LDAP Groups filtering

Hi everyone,

I’m trying to setup Openfire 4.0.2<->LDAP interaction, almost everything works fine except group filtering. I see no group filtering rule in Administration Web Console (there is ldapsearch filter but for users only). I have found in docs that there is a ldap.groupSearchFilter option - but can’t understand exactly how to use it. This document has an example on how to implement such a filtering by using openfire.xml. But this example isn’t really clear for me - in my understanding Openfire setup divided into 2 parts: one is openfire.xml and another keeps somewhere else (other configuration files or in DB) and openfire.xml doesn’t contain settings mentioned in Web Console so I final configuration is an aggregation of these 2 (or more than 2) parts.

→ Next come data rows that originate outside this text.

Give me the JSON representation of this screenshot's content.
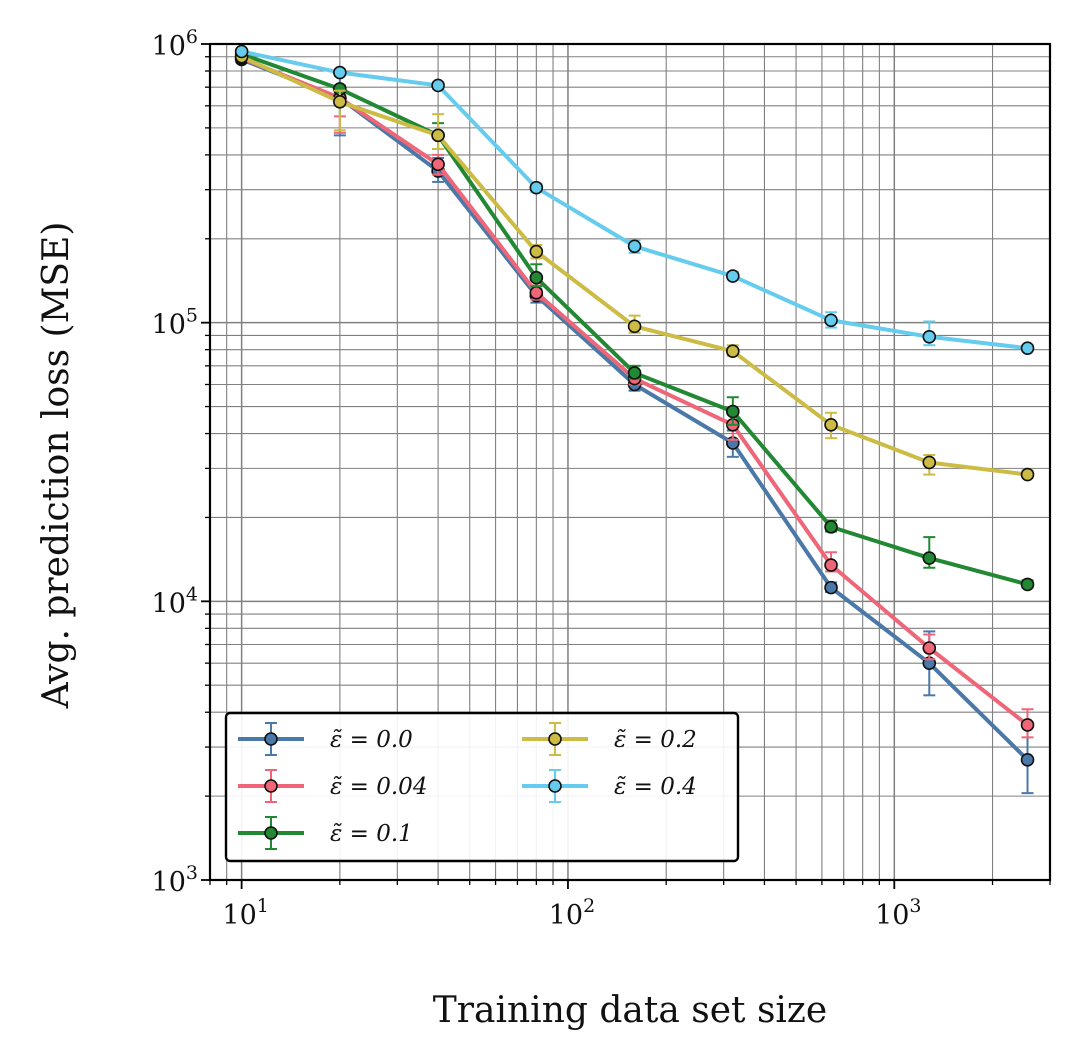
{
  "chart_data": {
    "type": "line",
    "title": "",
    "xlabel": "Training data set size",
    "ylabel": "Avg. prediction loss (MSE)",
    "xscale": "log",
    "yscale": "log",
    "xlim": [
      8,
      3000
    ],
    "ylim": [
      1000,
      1000000
    ],
    "grid": true,
    "legend_position": "bottom-left",
    "x_ticks": [
      {
        "value": 10,
        "base": "10",
        "exp": "1"
      },
      {
        "value": 100,
        "base": "10",
        "exp": "2"
      },
      {
        "value": 1000,
        "base": "10",
        "exp": "3"
      }
    ],
    "y_ticks": [
      {
        "value": 1000,
        "base": "10",
        "exp": "3"
      },
      {
        "value": 10000,
        "base": "10",
        "exp": "4"
      },
      {
        "value": 100000,
        "base": "10",
        "exp": "5"
      },
      {
        "value": 1000000,
        "base": "10",
        "exp": "6"
      }
    ],
    "x": [
      10,
      20,
      40,
      80,
      160,
      320,
      640,
      1280,
      2560
    ],
    "series": [
      {
        "name": "ε̃ = 0.0",
        "color": "#4a78a8",
        "values": [
          880000,
          640000,
          350000,
          125000,
          60000,
          37000,
          11200,
          6000,
          2700
        ],
        "error_low": [
          860000,
          470000,
          320000,
          118000,
          57000,
          33000,
          10800,
          4600,
          2050
        ],
        "error_high": [
          910000,
          800000,
          390000,
          132000,
          64000,
          41000,
          11700,
          7800,
          3600
        ]
      },
      {
        "name": "ε̃ = 0.04",
        "color": "#ee6677",
        "values": [
          890000,
          640000,
          370000,
          128000,
          63000,
          43000,
          13500,
          6800,
          3600
        ],
        "error_low": [
          870000,
          480000,
          340000,
          121000,
          60000,
          38000,
          12800,
          6200,
          3250
        ],
        "error_high": [
          920000,
          550000,
          400000,
          136000,
          66000,
          47000,
          15000,
          7600,
          4100
        ]
      },
      {
        "name": "ε̃ = 0.1",
        "color": "#228833",
        "values": [
          920000,
          690000,
          470000,
          145000,
          66000,
          48000,
          18500,
          14300,
          11500
        ],
        "error_low": [
          900000,
          670000,
          420000,
          135000,
          63000,
          43000,
          17800,
          13200,
          11200
        ],
        "error_high": [
          940000,
          710000,
          520000,
          162000,
          70000,
          54000,
          19500,
          17000,
          11900
        ]
      },
      {
        "name": "ε̃ = 0.2",
        "color": "#ccbb44",
        "values": [
          900000,
          620000,
          470000,
          180000,
          97000,
          79000,
          43000,
          31500,
          28500
        ],
        "error_low": [
          880000,
          490000,
          420000,
          170000,
          92000,
          76000,
          38500,
          28500,
          27800
        ],
        "error_high": [
          930000,
          680000,
          560000,
          190000,
          106000,
          83000,
          47500,
          33500,
          29500
        ]
      },
      {
        "name": "ε̃ = 0.4",
        "color": "#66ccee",
        "values": [
          940000,
          790000,
          710000,
          305000,
          188000,
          147000,
          102000,
          89000,
          81000
        ],
        "error_low": [
          920000,
          770000,
          690000,
          295000,
          178000,
          143000,
          96000,
          83000,
          79000
        ],
        "error_high": [
          960000,
          810000,
          730000,
          315000,
          198000,
          152000,
          109000,
          101000,
          83000
        ]
      }
    ]
  }
}
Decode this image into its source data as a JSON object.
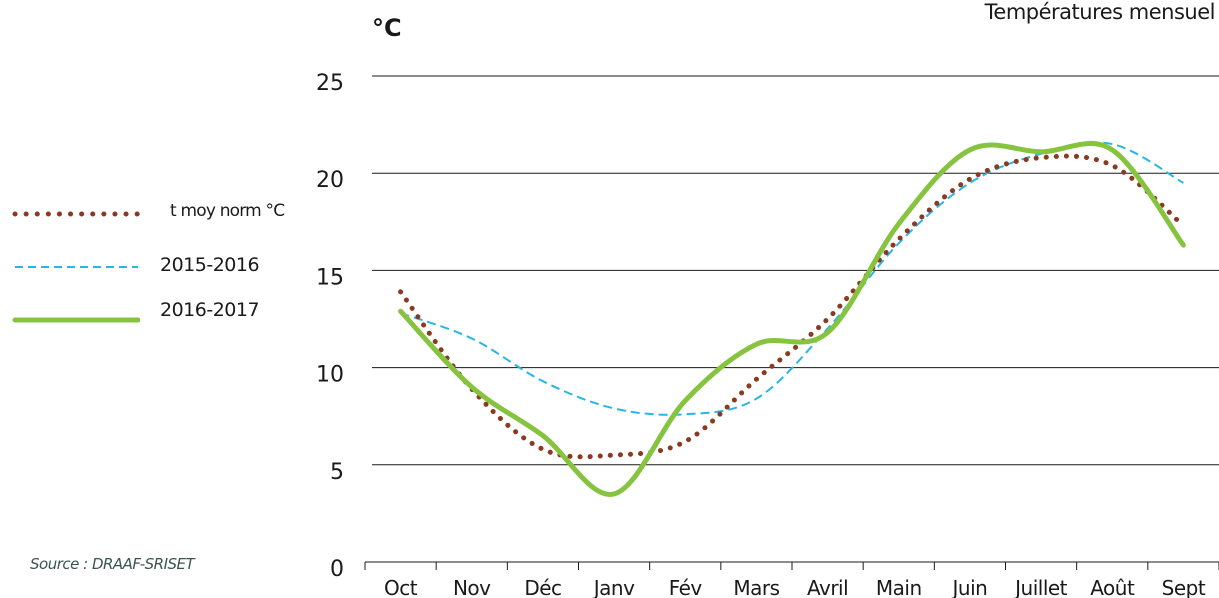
{
  "chart_data": {
    "type": "line",
    "title": "Températures mensuel",
    "ylabel": "°C",
    "xlabel": "",
    "ylim": [
      0,
      25
    ],
    "yticks": [
      0,
      5,
      10,
      15,
      20,
      25
    ],
    "grid": true,
    "legend_position": "left",
    "categories": [
      "Oct",
      "Nov",
      "Déc",
      "Janv",
      "Fév",
      "Mars",
      "Avril",
      "Main",
      "Juin",
      "Juillet",
      "Août",
      "Sept"
    ],
    "series": [
      {
        "name": "t moy norm °C",
        "color": "#8b3a22",
        "style": "dotted",
        "values": [
          13.9,
          8.9,
          5.8,
          5.5,
          6.2,
          9.4,
          12.5,
          16.6,
          19.7,
          20.8,
          20.4,
          17.3
        ]
      },
      {
        "name": "2015-2016",
        "color": "#29b6e6",
        "style": "dashed",
        "values": [
          12.8,
          11.5,
          9.3,
          7.9,
          7.6,
          8.4,
          12.0,
          16.4,
          19.5,
          21.0,
          21.5,
          19.5
        ]
      },
      {
        "name": "2016-2017",
        "color": "#86c440",
        "style": "solid",
        "values": [
          12.9,
          9.0,
          6.5,
          3.5,
          8.3,
          11.2,
          11.8,
          17.4,
          21.2,
          21.1,
          21.2,
          16.3
        ]
      }
    ]
  },
  "source": "Source : DRAAF-SRISET"
}
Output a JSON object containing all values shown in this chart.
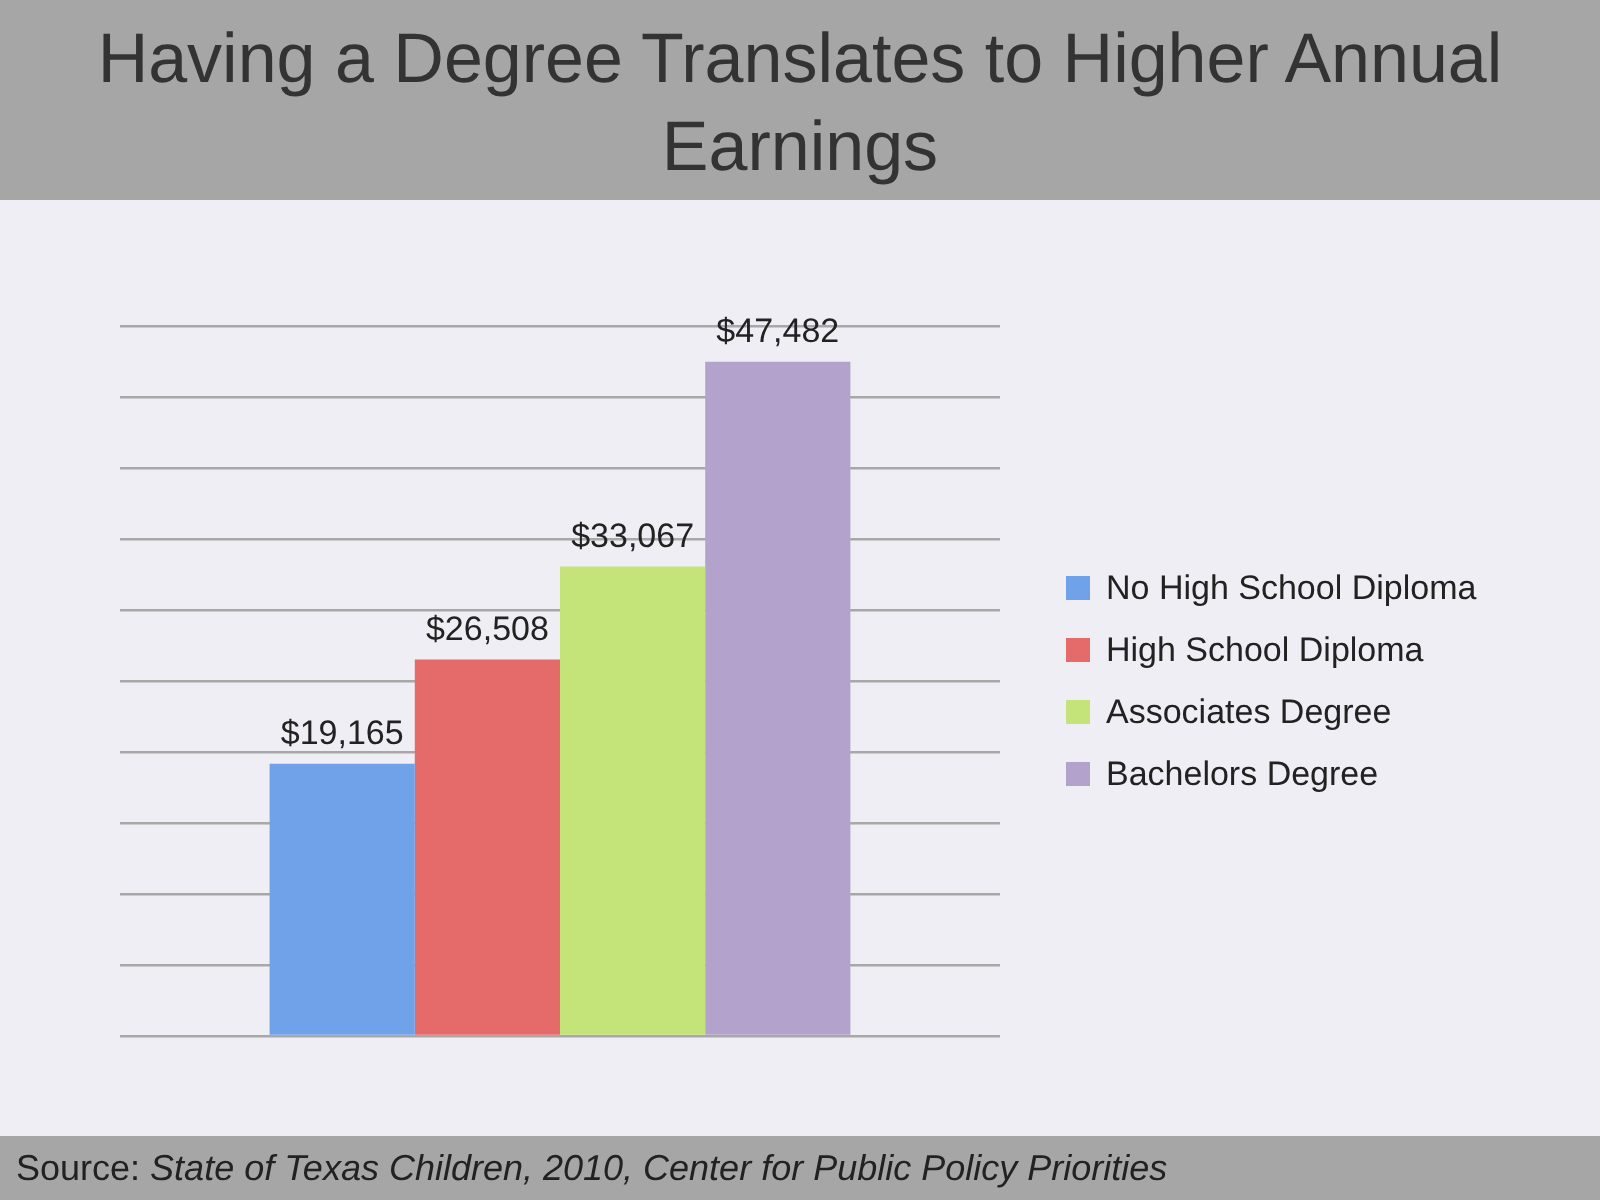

I’ll be appreciated if somebody could put some light on how to impolement LDAP Group filtering. I’d like to filter group - not all groups available in LDAP Directory are really needed in Openfire.

Right now I see that I have to add ldap.groupSearchFilter option into openfire.xml. But there are other settings included in mentioned example - should I add these settings as well? If I’m right thinking that final config is an aggregation of openfire.xml+something_else and keeping in mind that I already adjusted other LDAP related settings by Web Console, will such addition break my configuration or not? From my experience: for some systems if you have same settings adjusted in a config file and in a DB, config file might override same option. Openfire works like that or not?

Set the base DN and the Administrator DN. After:

Openfire server installation and configuration steps - YouTube

I made with these steps.

Thanks for your reply. I’ve checked this video and found it useless for me (I already did all what this guy did) and, in addition, there is a mistake during setup: he doesn’t use LDAP notation for admin user (like “cn=openfire,…”) so I can say this tutorial is good for illustrating common idea on how to install Openfire but I cannot say anybody will follow it exactly as mentioned. There are others LDAP directories than AD and recipe mentioned here will not work for them (and I’m in doubt it will be 100% reliable for even AD).

Anyway, this video describe standard process of Openfire setup, there is nothing new to me. And I didn’t find the answer to my question regarding ldap.grouSearchFilter.